Phase 4 — Investigation Scenarios (IR13-IR16). Four complete worked investigations: ransomware (full kill chain from phishing to encryption), BEC (credential theft to financial fraud), insider threat (systematic data exfiltration over 30 days), and APT (nation-state style intrusion with living-off-the-land techniques). Each scenario uses the full toolkit and follows the complete attack chain from initial access to IR report.
Phase 5 — Reporting, Operations, and Capstone (IR17-IR19). IR reporting (technical reports, executive summaries, regulatory notifications). IR readiness (IR plan development, tabletop exercises, detection engineering from IR findings). The capstone (IR19) is a comprehensive investigation that exercises every skill from IR0-IR18 — the learner receives a realistic multi-vector incident briefing and must investigate, contain, and report without being told which attack elements are present.
The toolkit: free and open-source first
The course’s toolkit policy is deliberate: every technique is taught with at least one free, open-source tool. KAPE for collection (free). EZTools for parsing (free). Velociraptor for remote investigation (open-source). Volatility 3 for memory forensics (open-source). THOR Lite for compromise assessment (free for non-commercial). Hayabusa for event log threat hunting (open-source).
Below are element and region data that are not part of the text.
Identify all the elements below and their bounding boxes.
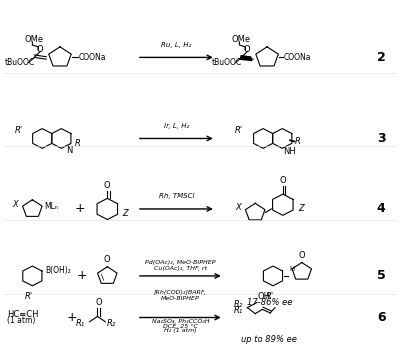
Text: +: + xyxy=(76,270,87,282)
Text: 4: 4 xyxy=(377,203,385,216)
Text: Pd(OAc)₂, MeO-BIPHEP: Pd(OAc)₂, MeO-BIPHEP xyxy=(145,260,216,265)
Text: R₂: R₂ xyxy=(106,319,116,328)
Text: 3: 3 xyxy=(377,132,385,145)
Text: H₂ (1 atm): H₂ (1 atm) xyxy=(164,328,197,333)
Text: (1 atm): (1 atm) xyxy=(7,316,35,325)
Text: COONa: COONa xyxy=(78,53,106,62)
Text: HC≡CH: HC≡CH xyxy=(7,310,38,319)
Text: O: O xyxy=(280,176,286,185)
Text: X: X xyxy=(12,200,18,209)
Text: Z: Z xyxy=(122,209,128,218)
Text: R₂: R₂ xyxy=(234,300,243,309)
Text: R': R' xyxy=(266,292,274,301)
Text: MeO-BIPHEP: MeO-BIPHEP xyxy=(161,296,200,301)
Text: tBuOOC: tBuOOC xyxy=(212,58,242,67)
Text: 6: 6 xyxy=(377,311,385,324)
Text: tBuOOC: tBuOOC xyxy=(5,58,35,67)
Text: Ru, L, H₂: Ru, L, H₂ xyxy=(161,42,192,48)
Text: N: N xyxy=(66,146,72,155)
Text: [Rh(COD)₂]BARF,: [Rh(COD)₂]BARF, xyxy=(154,290,207,295)
Text: R': R' xyxy=(25,292,33,301)
Text: R': R' xyxy=(14,126,22,135)
Polygon shape xyxy=(240,55,252,61)
Text: MLₙ: MLₙ xyxy=(44,202,58,211)
Text: Ir, L, H₂: Ir, L, H₂ xyxy=(164,123,189,129)
Text: H: H xyxy=(289,266,294,272)
Text: up to 89% ee: up to 89% ee xyxy=(242,335,297,344)
Text: O: O xyxy=(243,45,250,54)
Text: O: O xyxy=(298,251,305,260)
Text: COONa: COONa xyxy=(284,53,311,62)
Text: NH: NH xyxy=(284,147,296,156)
Text: 2: 2 xyxy=(377,51,385,64)
Text: 5: 5 xyxy=(377,270,385,282)
Text: R₁: R₁ xyxy=(234,306,243,315)
Text: OMe: OMe xyxy=(24,35,44,44)
Text: O: O xyxy=(104,180,111,190)
Text: X: X xyxy=(235,203,241,212)
Text: Rh, TMSCl: Rh, TMSCl xyxy=(158,193,194,199)
Text: +: + xyxy=(66,311,77,324)
Text: R: R xyxy=(74,139,80,148)
Text: O: O xyxy=(36,45,43,54)
Text: DCE, 25 °C: DCE, 25 °C xyxy=(163,324,198,329)
Text: R₁: R₁ xyxy=(76,319,85,328)
Text: O: O xyxy=(104,255,111,264)
Text: 17-86% ee: 17-86% ee xyxy=(247,298,293,307)
Text: +: + xyxy=(74,203,85,216)
Text: R: R xyxy=(295,137,301,146)
Text: B(OH)₂: B(OH)₂ xyxy=(45,266,71,276)
Text: O: O xyxy=(95,297,102,306)
Text: Na₂SO₄, Ph₃CCO₂H: Na₂SO₄, Ph₃CCO₂H xyxy=(152,319,209,324)
Text: OMe: OMe xyxy=(232,35,251,44)
Text: R': R' xyxy=(235,126,243,135)
Text: OH: OH xyxy=(258,292,271,301)
Text: Z: Z xyxy=(298,204,304,213)
Text: Cu(OAc)₂, THF, rt: Cu(OAc)₂, THF, rt xyxy=(154,266,207,271)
KQL in Defender XDR (included with M365 licensing). PowerShell (built into Windows).
Commercial alternatives are noted where relevant — Magnet AXIOM Cyber, EnCase, FTK, Binalyze AIR — but no commercial tool is required. An analyst with the free toolkit and this course’s methodology can investigate any M365 environment incident with the same forensic rigor as an analyst with a $50,000 commercial suite.
Current build status
Phase 1 (IR0-IR2) is complete and free to read — 95,639 words across 3 modules. Phases 2-5 are in active development. The course is projected to reach 380,000-400,000 words across 20 modules when complete.